GPnotebook has been open on GP desktops since 2001. It is the instinctive "I'll just check GPnotebook" of a generation of primary care professionals. The platform provides over 30,000 concise, interlinked clinical reference pages — each designed to be scannable during a 10-minute consultation.
What GPnotebook Offers
The core product is the clinical reference library — 30,000+ topic pages covering the breadth of primary care conditions. Pages are short, structured for speed, and interlinked so you can navigate from one condition to related topics quickly. The content is written by practising GPs and updated regularly.
GPnotebook Education Modules (GEMs) — 70+ interactive modules covering clinical and non-clinical topics — add a structured learning layer. These are useful for tutorials, self-directed learning, and filling specific knowledge gaps identified through clinical practice.
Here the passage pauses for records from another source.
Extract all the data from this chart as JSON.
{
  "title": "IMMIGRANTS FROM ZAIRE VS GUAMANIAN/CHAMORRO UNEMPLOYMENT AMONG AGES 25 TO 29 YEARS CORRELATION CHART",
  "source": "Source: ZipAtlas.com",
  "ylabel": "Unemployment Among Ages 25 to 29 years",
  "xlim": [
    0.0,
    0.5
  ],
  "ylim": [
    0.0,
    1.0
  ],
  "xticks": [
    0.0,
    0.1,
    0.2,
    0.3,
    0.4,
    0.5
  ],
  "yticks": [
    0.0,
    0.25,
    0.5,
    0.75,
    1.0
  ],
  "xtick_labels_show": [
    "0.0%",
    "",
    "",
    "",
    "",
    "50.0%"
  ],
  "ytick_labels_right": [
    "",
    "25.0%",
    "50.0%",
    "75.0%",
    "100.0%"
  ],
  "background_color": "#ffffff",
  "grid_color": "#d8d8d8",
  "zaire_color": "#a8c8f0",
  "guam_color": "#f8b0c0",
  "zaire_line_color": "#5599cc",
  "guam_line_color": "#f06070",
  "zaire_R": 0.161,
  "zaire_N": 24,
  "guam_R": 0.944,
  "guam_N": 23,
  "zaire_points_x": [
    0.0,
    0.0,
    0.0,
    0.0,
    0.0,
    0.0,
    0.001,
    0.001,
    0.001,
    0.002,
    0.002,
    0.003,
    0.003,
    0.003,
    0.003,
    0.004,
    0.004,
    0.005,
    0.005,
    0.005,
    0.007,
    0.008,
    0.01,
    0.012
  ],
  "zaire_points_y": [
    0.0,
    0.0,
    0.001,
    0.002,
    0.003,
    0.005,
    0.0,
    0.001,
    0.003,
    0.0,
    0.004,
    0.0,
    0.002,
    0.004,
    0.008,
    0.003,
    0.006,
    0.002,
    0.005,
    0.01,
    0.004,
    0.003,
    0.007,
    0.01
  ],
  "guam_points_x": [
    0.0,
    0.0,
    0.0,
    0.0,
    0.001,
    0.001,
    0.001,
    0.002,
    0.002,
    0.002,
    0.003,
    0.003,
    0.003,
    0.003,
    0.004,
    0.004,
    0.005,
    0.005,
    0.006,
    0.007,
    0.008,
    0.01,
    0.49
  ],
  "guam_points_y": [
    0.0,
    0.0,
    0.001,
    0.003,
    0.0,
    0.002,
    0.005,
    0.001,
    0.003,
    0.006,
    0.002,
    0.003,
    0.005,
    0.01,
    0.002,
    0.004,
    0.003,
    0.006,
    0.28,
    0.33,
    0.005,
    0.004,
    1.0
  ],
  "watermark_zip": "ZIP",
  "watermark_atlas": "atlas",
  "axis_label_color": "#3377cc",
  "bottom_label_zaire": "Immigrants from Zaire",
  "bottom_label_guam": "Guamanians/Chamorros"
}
The Pro tier adds quizzes with CPD credits, full content access (the free tier has monthly page limits), and reading pattern analytics comparing your usage with other GPnotebook users. The podcast provides bite-sized clinical tips.
Strengths
Breadth and speed. If you need to check the differential for raised ALP during a consultation, GPnotebook provides a concise answer in 15 seconds. The 30,000-page library covers conditions that newer platforms may not yet address. The GEMs are genuinely useful for tutorial preparation — you can work through a module on, say, paediatric respiratory conditions before a paediatrics tutorial and arrive with structured knowledge.
Pro CPD tracking turns daily reading into documented CPD activity — every page view logged, generating evidence for appraisal and revalidation. At £7.99/month or £71.88/year, Pro is reasonably priced for a tool you use daily. The reading pattern analytics — comparing your usage with other GPnotebook users — provide an interesting (if not clinically essential) insight into how your reference habits compare with peers.
Limitations
GPnotebook is a reference tool — it does not have adaptive learning, exam preparation features, or clinical AI. In 2026, with NICE CKS providing authoritative guideline-based management pathways for free, and AI reference tools providing natural-language clinical Q&A, GPnotebook's unique value proposition has narrowed. The evidence quality can vary — some pages may not reflect the most current NICE guidance, and the editorial update cadence is reactive rather than real-time. For guideline-critical decisions (prescribing, referral thresholds), NICE CKS remains the authoritative source rather than GPnotebook.
Who Should Use GPnotebook
GPnotebook remains useful for trainees who want a quick, comprehensive reference during consultations — particularly for rare or unfamiliar conditions where CKS may not have a dedicated page. The GEMs add genuine learning value for tutorials. Pro is worth considering if you use GPnotebook daily and value CPD tracking from your clinical reference activity.
Where iatroX Fits
GPnotebook provides broad reference. iatroX provides guideline-grounded, citation-first answers from NICE/CKS/BNF — with adaptive revision built in. GPnotebook tells you about a condition. Ask iatroX answers your specific clinical question with a cited guideline reference. Complementary rather than competitive — use GPnotebook for encyclopedic depth, iatroX for guideline-anchored clinical Q&A and adaptive exam preparation.
The Bottom Line
GPnotebook remains a useful clinical reference — particularly for its breadth (30,000+ pages covering rare conditions) and its GEMs (structured learning modules for tutorials). The Pro tier adds CPD tracking value for daily users. In 2026, it faces increasing competition from AI-powered reference tools that provide natural-language clinical Q&A with guideline citations — a workflow that is faster for specific queries than searching an encyclopedic article library. The strongest approach uses both: GPnotebook for comprehensive condition overviews, iatroX for specific clinical questions with cited NICE/CKS/BNF answers.